Sunday, 23 August 2009

Moon's orbit around the Sun


What is the reason for this difference between assumed and actual path variation?




Even your second image isn't correct. Imagine zooming in on a small portion of the Moon's orbit about the Sun, for example, one full moon to the next, with the Sun zoomed out of the picture. Now imagine drawing a line segment from one outer cusp (full moon) to the next. In both of your images, that line segment crosses outside of the curve. In other words, both of your curves are concave.



Compare that to the he Moon's orbit about the Sun. This is a convex curve. If you pick any two points on that curve and draw a line segment between them, the entirety of that segment will be on or inside the curve. The reason the Moon's orbit about the Sun is convex is because the gravitational force exerted by the Sun on the Moon is more than twice than exerted by the Earth on the Moon. The orbit would be concave if the Moon was closer to the Earth than 259000 km (about 40.6 Earth radii). Since the Moon orbits at about 385000 km (about 60.4 Earth radii), the Moon's orbit about the Sun is convex.



Whether the orbit of a moon about the Sun is non-simple (first image in the question), simple/concave (second image in the question), or simple/convex (Moon's orbit about the Sun), the deviations from an ellipse are tiny. With regard to the Earth-Moon system, the deviations are so very small that at the plotted resolution (288x288 pixels), the orbits of the Earth, the Earth-Moon barycenter, and the Moon about the Sun will be right on top of one another. The reason the variations are so small (less than one pixel at 288x288 pixels) is because of the huge ratio of the size of Earth/Moon orbit about the Sun compared to the size of the Moon's orbit about the Earth.

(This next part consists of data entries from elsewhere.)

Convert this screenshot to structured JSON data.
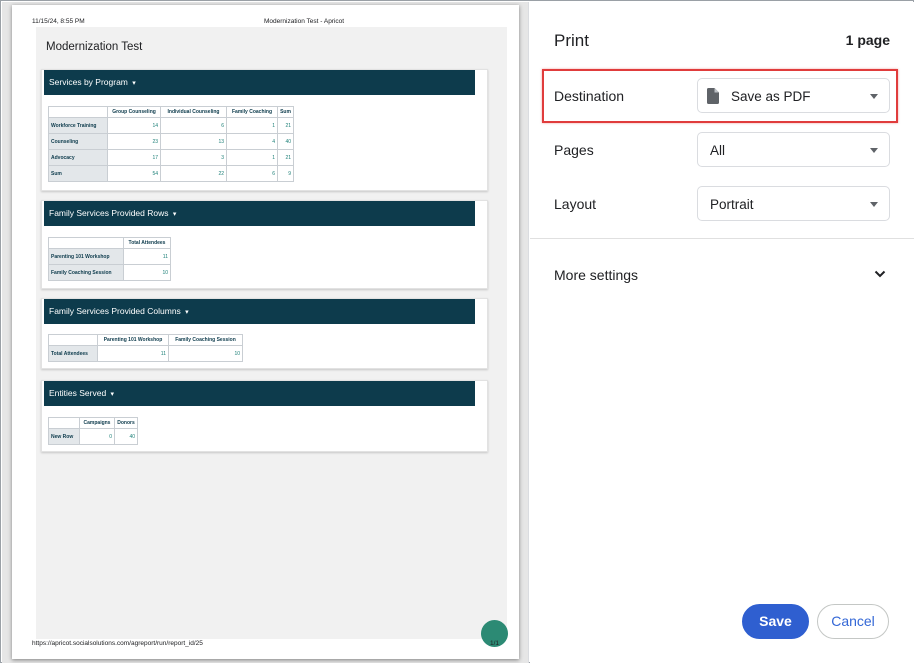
{
  "preview": {
    "header_datetime": "11/15/24, 8:55 PM",
    "header_title": "Modernization Test - Apricot",
    "footer_url": "https://apricot.socialsolutions.com/agreport/run/report_id/25",
    "footer_page": "1/1",
    "report_title": "Modernization Test",
    "sections": [
      {
        "title": "Services by Program",
        "columns": [
          "Group Counseling",
          "Individual Counseling",
          "Family Coaching",
          "Sum"
        ],
        "rows": [
          {
            "label": "Workforce Training",
            "values": [
              "14",
              "6",
              "1",
              "21"
            ]
          },
          {
            "label": "Counseling",
            "values": [
              "23",
              "13",
              "4",
              "40"
            ]
          },
          {
            "label": "Advocacy",
            "values": [
              "17",
              "3",
              "1",
              "21"
            ]
          },
          {
            "label": "Sum",
            "values": [
              "54",
              "22",
              "6",
              "9"
            ]
          }
        ]
      },
      {
        "title": "Family Services Provided Rows",
        "columns": [
          "Total Attendees"
        ],
        "rows": [
          {
            "label": "Parenting 101 Workshop",
            "values": [
              "11"
            ]
          },
          {
            "label": "Family Coaching Session",
            "values": [
              "10"
            ]
          }
        ]
      },
      {
        "title": "Family Services Provided Columns",
        "columns": [
          "Parenting 101 Workshop",
          "Family Coaching Session"
        ],
        "rows": [
          {
            "label": "Total Attendees",
            "values": [
              "11",
              "10"
            ]
          }
        ]
      },
      {
        "title": "Entities Served",
        "columns": [
          "Campaigns",
          "Donors"
        ],
        "rows": [
          {
            "label": "New Row",
            "values": [
              "0",
              "40"
            ]
          }
        ]
      }
    ],
    "caret_glyph": "▾"
  },
  "settings": {
    "title": "Print",
    "page_count": "1 page",
    "destination": {
      "label": "Destination",
      "value": "Save as PDF",
      "icon": "document-icon"
    },
    "pages": {
      "label": "Pages",
      "value": "All"
    },
    "layout": {
      "label": "Layout",
      "value": "Portrait"
    },
    "more_settings": "More settings",
    "save_label": "Save",
    "cancel_label": "Cancel"
  },
  "colors": {
    "section_header": "#0d3b4c",
    "number_text": "#1b7f77",
    "save_button": "#2f5fd0",
    "highlight": "#e03c3c",
    "fab": "#2c8a74"
  }
}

Those backward loops in your first image don't happen for any object orbiting the Earth. That would require an orbital velocity about the Earth greater than the Earth's orbital velocity about the Sun. The Earth's orbital velocity about the Sun is about 30 km/sec, considerably more than the orbital velocity of an object in low Earth orbit is about 7.8 km/sec.

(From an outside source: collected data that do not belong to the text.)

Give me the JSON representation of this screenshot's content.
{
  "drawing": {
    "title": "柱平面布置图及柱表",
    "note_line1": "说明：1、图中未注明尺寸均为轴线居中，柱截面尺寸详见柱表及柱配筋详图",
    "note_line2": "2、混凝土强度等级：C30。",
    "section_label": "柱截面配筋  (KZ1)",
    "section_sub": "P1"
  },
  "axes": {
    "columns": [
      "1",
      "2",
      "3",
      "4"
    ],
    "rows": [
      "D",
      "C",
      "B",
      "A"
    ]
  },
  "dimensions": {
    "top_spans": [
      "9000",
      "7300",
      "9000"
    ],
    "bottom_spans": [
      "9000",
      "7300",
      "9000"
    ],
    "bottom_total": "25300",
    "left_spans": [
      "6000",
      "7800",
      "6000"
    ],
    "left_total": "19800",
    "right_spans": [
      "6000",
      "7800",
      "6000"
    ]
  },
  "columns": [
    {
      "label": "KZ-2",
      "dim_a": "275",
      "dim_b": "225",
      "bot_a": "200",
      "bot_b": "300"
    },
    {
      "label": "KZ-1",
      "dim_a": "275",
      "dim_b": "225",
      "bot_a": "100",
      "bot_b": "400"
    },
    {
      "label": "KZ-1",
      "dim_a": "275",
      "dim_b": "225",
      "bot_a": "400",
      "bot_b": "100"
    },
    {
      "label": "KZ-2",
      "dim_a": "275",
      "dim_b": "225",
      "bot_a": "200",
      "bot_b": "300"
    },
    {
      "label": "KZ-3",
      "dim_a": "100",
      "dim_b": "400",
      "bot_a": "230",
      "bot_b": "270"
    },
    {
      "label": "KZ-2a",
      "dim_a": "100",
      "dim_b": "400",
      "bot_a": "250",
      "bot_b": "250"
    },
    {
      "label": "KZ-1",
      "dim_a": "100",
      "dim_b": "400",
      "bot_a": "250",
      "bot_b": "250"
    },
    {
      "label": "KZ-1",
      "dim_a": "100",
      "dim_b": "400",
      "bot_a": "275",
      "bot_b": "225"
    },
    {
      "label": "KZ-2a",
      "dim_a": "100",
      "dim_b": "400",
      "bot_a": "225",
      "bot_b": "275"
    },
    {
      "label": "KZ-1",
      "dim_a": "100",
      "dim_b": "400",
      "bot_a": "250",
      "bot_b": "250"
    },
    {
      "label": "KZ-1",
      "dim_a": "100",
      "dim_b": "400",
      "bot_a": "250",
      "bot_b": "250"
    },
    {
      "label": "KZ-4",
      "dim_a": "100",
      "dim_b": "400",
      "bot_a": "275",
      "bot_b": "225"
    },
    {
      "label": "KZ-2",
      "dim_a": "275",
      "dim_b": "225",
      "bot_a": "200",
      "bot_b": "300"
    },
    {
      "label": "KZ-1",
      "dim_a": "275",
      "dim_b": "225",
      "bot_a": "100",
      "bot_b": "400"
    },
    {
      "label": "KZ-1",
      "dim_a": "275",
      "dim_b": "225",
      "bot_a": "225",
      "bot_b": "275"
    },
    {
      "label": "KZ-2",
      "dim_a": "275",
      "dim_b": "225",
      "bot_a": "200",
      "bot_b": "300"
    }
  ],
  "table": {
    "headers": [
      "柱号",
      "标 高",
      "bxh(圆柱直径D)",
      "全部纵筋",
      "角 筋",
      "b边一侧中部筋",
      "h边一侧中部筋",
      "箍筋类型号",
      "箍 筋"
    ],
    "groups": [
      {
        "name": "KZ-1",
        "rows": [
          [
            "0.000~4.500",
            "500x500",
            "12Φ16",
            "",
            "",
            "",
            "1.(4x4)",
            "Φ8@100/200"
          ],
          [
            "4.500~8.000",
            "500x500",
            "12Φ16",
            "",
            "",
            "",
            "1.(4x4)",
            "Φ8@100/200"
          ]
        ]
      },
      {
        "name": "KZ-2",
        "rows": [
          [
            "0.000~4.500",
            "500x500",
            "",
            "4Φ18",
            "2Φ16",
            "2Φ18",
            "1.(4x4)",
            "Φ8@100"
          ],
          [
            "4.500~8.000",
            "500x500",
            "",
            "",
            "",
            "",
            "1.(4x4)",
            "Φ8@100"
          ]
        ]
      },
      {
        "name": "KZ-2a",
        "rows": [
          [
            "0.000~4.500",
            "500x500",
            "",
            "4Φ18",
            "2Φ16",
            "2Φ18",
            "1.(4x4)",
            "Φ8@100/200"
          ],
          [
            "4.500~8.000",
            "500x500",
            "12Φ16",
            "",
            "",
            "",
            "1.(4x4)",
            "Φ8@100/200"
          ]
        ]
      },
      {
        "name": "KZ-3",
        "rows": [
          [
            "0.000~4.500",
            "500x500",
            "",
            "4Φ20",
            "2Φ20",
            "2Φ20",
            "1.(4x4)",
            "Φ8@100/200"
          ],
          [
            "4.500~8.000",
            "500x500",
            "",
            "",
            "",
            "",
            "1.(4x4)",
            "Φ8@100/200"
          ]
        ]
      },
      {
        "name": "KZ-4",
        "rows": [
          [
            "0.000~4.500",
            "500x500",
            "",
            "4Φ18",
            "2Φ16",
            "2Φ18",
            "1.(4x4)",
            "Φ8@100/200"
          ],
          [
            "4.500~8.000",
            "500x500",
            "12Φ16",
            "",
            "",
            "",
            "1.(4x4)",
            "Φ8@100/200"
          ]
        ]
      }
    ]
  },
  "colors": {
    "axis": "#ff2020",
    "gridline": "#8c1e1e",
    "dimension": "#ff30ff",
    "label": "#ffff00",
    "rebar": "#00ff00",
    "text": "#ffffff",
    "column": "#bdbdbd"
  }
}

Has this path been like this since the formation of the Moon?




No. The Moon formed at four to six Earth radii, far less than the 40.6 Earth radii figure cited above. The Moon's orbit initially looked like your second image.




Do Natural Satellites of other planets also follow the same orbit around the Sun?




The massive planets are much further from the Sun than is the Earth and are much more massive than is the Earth. The orbits of most of the moons of Jupiter about the Sun are concave rather than convex. Only the outermost moons of Jupiter have convex orbits about the Sun. A few of Jupiter's innermost moons (Metis, Adrastea, Amalthea, Thebe, Io, and Europa) exhibit the retrograde motion depicted in your first image.



With regard to moons whose orbit about the Sun is convex, the distances that correspond to the 259000 km value for the Earth are 129000 km for Mars, 24.1 million kilometers for Jupiter, 24.2 million kilometers for Saturn, 19.0 million kilometers for Uranus, and 32.3 million kilometers for Neptune. Both of Mars' moons orbit close-in. However, all four of the giant planets have moons whose semi-major axis orbit fall outside the corresponding limit.